The EITC is a proven-effective feature of our tax code that rewards work by boosting tax returns for individuals and families who work. The Maine EITC is based on the federal credit of the same name, which has been so successful that 29 states have adopted some version of the EITC in their own tax code. However, Maine’s credit has lagged other states. Our state EITC is the smallest in New England, and among the smallest in the nation.
The plan endorsed by the Taxation Committee would bring Maine in line with other states in our approach to helping Mainers make ends meet.
In a 12-1 vote, the Committee recommended passage of LD 104, a bill sponsored by Assistant Senate Majority Leader Eloise Vitelli, D-Arrowsic. The committee amended the bill to incorporate several modernization provisions originally proposed in legislation by Rep. Mo Terry, D-Gorham.
As amended by the committee, LD 104 would improve Maine’s EITC in several key ways:
- Larger EITC for all filers: LD 104 would increase the size of Maine’s EITC more than fourfold, from 5 percent of the federal credit to 23 percent for families with children. For adults without children, it would increase the size of Maine’s EITC from 5 percent to 70 percent. This change recognizes that childless adults receive a disproportionately small federal credit compared to families with children. A larger state credit will help make up for that discrepancy.
- Eligibility for all independent adults: The bill expands eligibility to independent 18- to 24-year-olds without children, who are currently locked out of the EITC’s benefits.

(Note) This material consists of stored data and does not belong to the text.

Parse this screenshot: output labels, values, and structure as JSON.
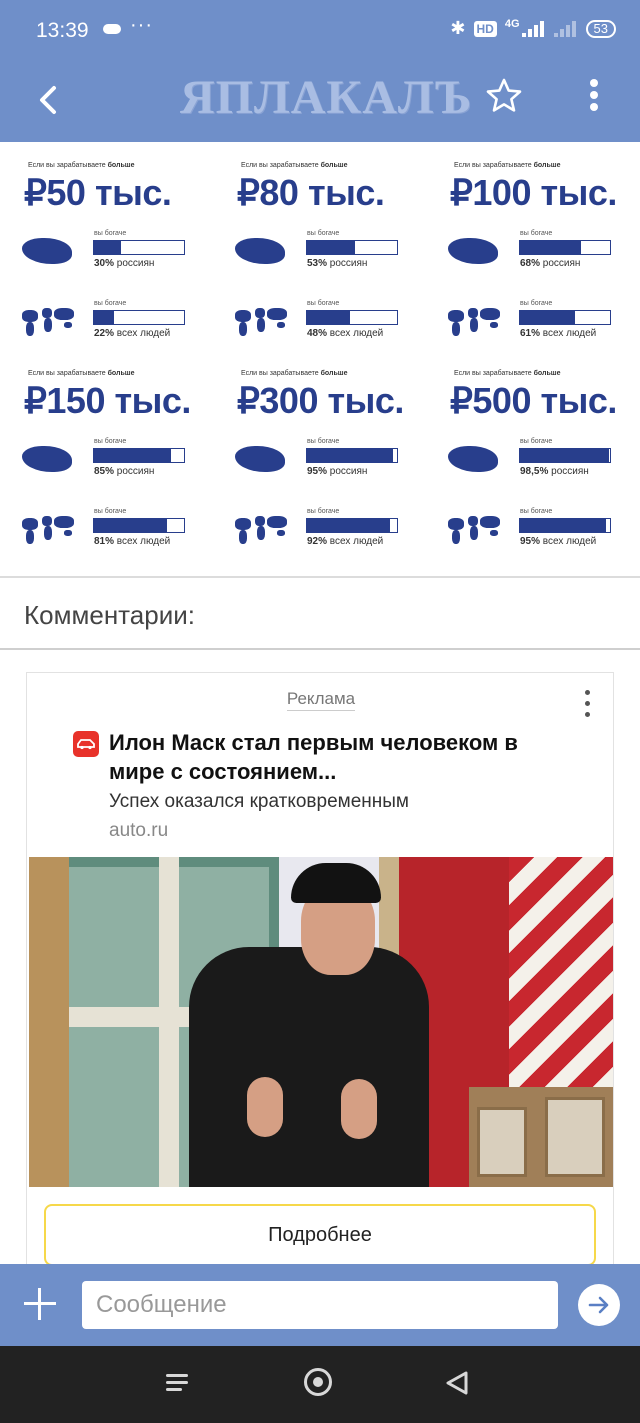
{
  "status": {
    "time": "13:39",
    "dots": "···",
    "hd": "HD",
    "net": "4G",
    "battery": "53"
  },
  "appbar": {
    "logo": "ЯПЛАКАЛЪ"
  },
  "infographic": {
    "caption_prefix": "Если вы зарабатываете ",
    "caption_bold": "больше",
    "richer_label": "вы богаче",
    "russians_suffix": " россиян",
    "people_suffix": " всех людей",
    "cells": [
      {
        "amount": "₽50 тыс.",
        "ru_pct": "30%",
        "ru_fill": 0.3,
        "world_pct": "22%",
        "world_fill": 0.22
      },
      {
        "amount": "₽80 тыс.",
        "ru_pct": "53%",
        "ru_fill": 0.53,
        "world_pct": "48%",
        "world_fill": 0.48
      },
      {
        "amount": "₽100 тыс.",
        "ru_pct": "68%",
        "ru_fill": 0.68,
        "world_pct": "61%",
        "world_fill": 0.61
      },
      {
        "amount": "₽150 тыс.",
        "ru_pct": "85%",
        "ru_fill": 0.85,
        "world_pct": "81%",
        "world_fill": 0.81
      },
      {
        "amount": "₽300 тыс.",
        "ru_pct": "95%",
        "ru_fill": 0.95,
        "world_pct": "92%",
        "world_fill": 0.92
      },
      {
        "amount": "₽500 тыс.",
        "ru_pct": "98,5%",
        "ru_fill": 0.985,
        "world_pct": "95%",
        "world_fill": 0.95
      }
    ]
  },
  "comments_heading": "Комментарии:",
  "ad": {
    "label": "Реклама",
    "title": "Илон Маск стал первым человеком в мире с состоянием...",
    "subtitle": "Успех оказался кратковременным",
    "domain": "auto.ru",
    "button": "Подробнее"
  },
  "composer": {
    "placeholder": "Сообщение"
  },
  "colors": {
    "accent": "#6f8fc9",
    "infographic_blue": "#283e8c",
    "ad_button_border": "#f6d84a"
  },
  "icons": [
    "cloud-icon",
    "bluetooth-icon",
    "back-icon",
    "star-icon",
    "more-icon",
    "car-icon",
    "plus-icon",
    "send-icon",
    "menu-icon",
    "home-icon",
    "nav-back-icon"
  ]
}
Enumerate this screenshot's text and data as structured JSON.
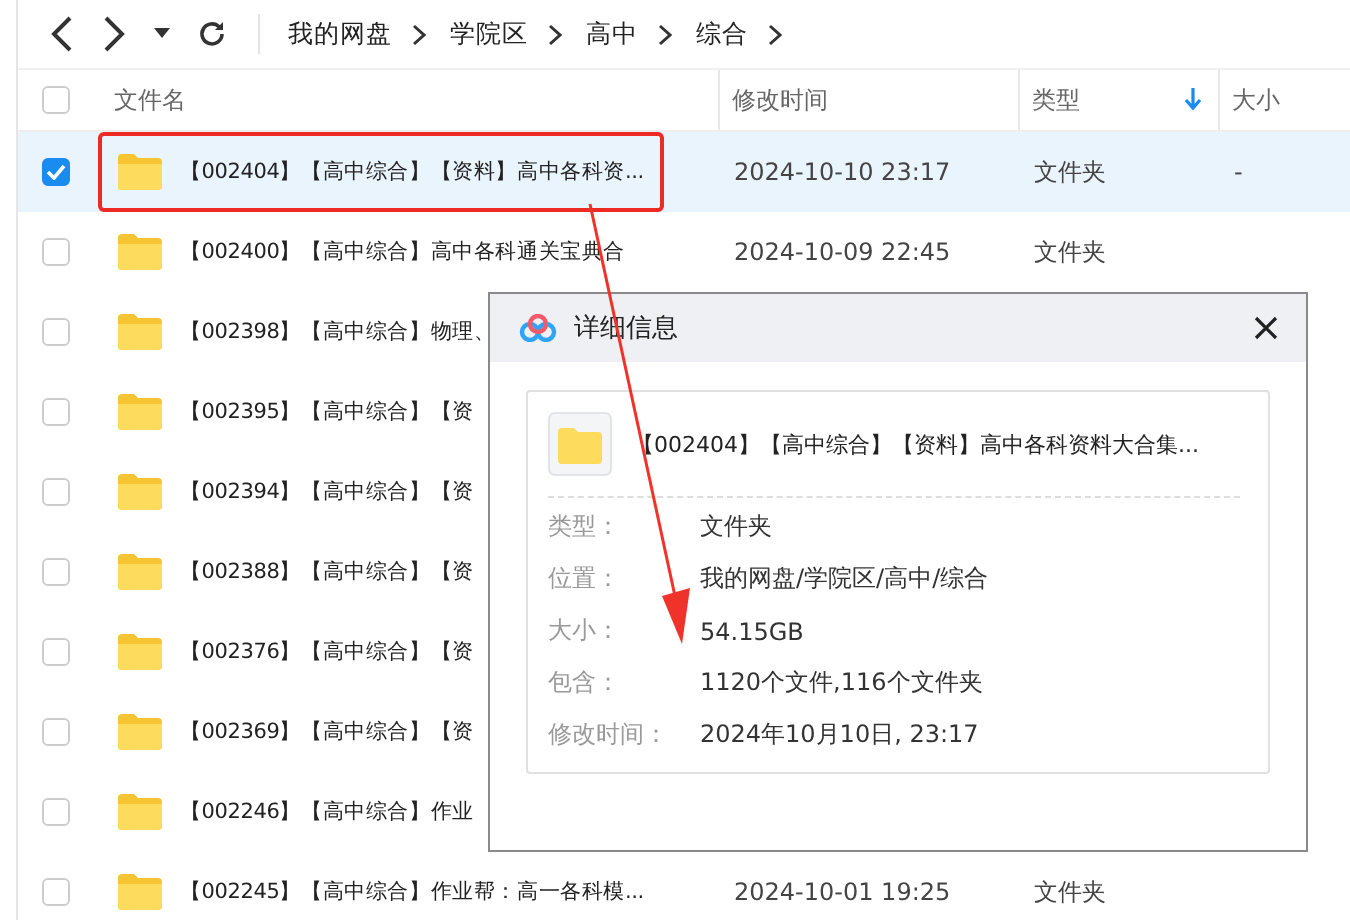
{
  "toolbar": {
    "breadcrumb": [
      "我的网盘",
      "学院区",
      "高中",
      "综合"
    ]
  },
  "table": {
    "all_checked": false,
    "columns": [
      {
        "label": "文件名",
        "sorted": false
      },
      {
        "label": "修改时间",
        "sorted": false
      },
      {
        "label": "类型",
        "sorted": true
      },
      {
        "label": "大小",
        "sorted": false
      }
    ],
    "rows": [
      {
        "checked": true,
        "selected": true,
        "annotated": true,
        "name": "【002404】【高中综合】【资料】高中各科资...",
        "modified": "2024-10-10 23:17",
        "type": "文件夹",
        "size": "-"
      },
      {
        "checked": false,
        "selected": false,
        "annotated": false,
        "name": "【002400】【高中综合】高中各科通关宝典合",
        "modified": "2024-10-09 22:45",
        "type": "文件夹"
      },
      {
        "checked": false,
        "selected": false,
        "annotated": false,
        "name": "【002398】【高中综合】物理、"
      },
      {
        "checked": false,
        "selected": false,
        "annotated": false,
        "name": "【002395】【高中综合】【资"
      },
      {
        "checked": false,
        "selected": false,
        "annotated": false,
        "name": "【002394】【高中综合】【资"
      },
      {
        "checked": false,
        "selected": false,
        "annotated": false,
        "name": "【002388】【高中综合】【资"
      },
      {
        "checked": false,
        "selected": false,
        "annotated": false,
        "name": "【002376】【高中综合】【资"
      },
      {
        "checked": false,
        "selected": false,
        "annotated": false,
        "name": "【002369】【高中综合】【资"
      },
      {
        "checked": false,
        "selected": false,
        "annotated": false,
        "name": "【002246】【高中综合】作业"
      },
      {
        "checked": false,
        "selected": false,
        "annotated": false,
        "name": "【002245】【高中综合】作业帮：高一各科模...",
        "modified": "2024-10-01 19:25",
        "type": "文件夹"
      }
    ]
  },
  "dialog": {
    "title": "详细信息",
    "name": "【002404】【高中综合】【资料】高中各科资料大合集...",
    "details": [
      {
        "label": "类型：",
        "value": "文件夹"
      },
      {
        "label": "位置：",
        "value": "我的网盘/学院区/高中/综合"
      },
      {
        "label": "大小：",
        "value": "54.15GB"
      },
      {
        "label": "包含：",
        "value": "1120个文件,116个文件夹"
      },
      {
        "label": "修改时间：",
        "value": "2024年10月10日, 23:17"
      }
    ]
  }
}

- Minimum credits to recognize more types of work: LD 104 provides a minimum credit for low-income college students and family caregivers, even if they don’t have income. Doing so recognizes their hard work and the value they create for their families and our state.
- Expanding eligibility into the middle class: It expands benefits further up the income distribution so that middle-class families will be eligible for the EITC. Families with children will be eligible on income up to $55,000 — up from the current limit of $40,320. Childless adults would be eligible on income up to $27,000, up from the current cap of $15,720.
This expansion would make a big difference for eligible tax filers in Maine. If fully funded, an estimated 177,000 households across the state would benefit, including roughly 14,000 family caregivers and 2,000 students.
To demonstrate the benefit this bill would bring to Maine families, consider the following two filers.
For example, a single parent with one child and a $35,000 annual income would see their credit grow from just $49 under current law to $451 under the bill approved by a majority of the Taxation Committee.
A 22-year-old worker with no children earning $18,000 annually would receive no EITC under current law. But under LD 104, he or she would be eligible for a credit worth $187.
When low- to moderate-income people receive their EITC, that money goes to help cover the basics — things like child care, rent, transportation, or utilities. Unlike tax credits for the wealthy, which generally end up on Wall Street or in savings, the EITC is spent in communities.
Working people need to be able to cover the basics for our state to truly prosper. When Mainers can reliably pay for the necessities, it’s easier for them to work, take care of their families, and be active participants in their communities.
Expanding and modernizing the Maine EITC will boosts incomes for hardworking Mainers with low-to-moderate incomes and it helps make our out-of-balance tax code a little fairer for the families and individuals who don’t benefit as much as the wealthiest do from recent state and federal income tax cuts.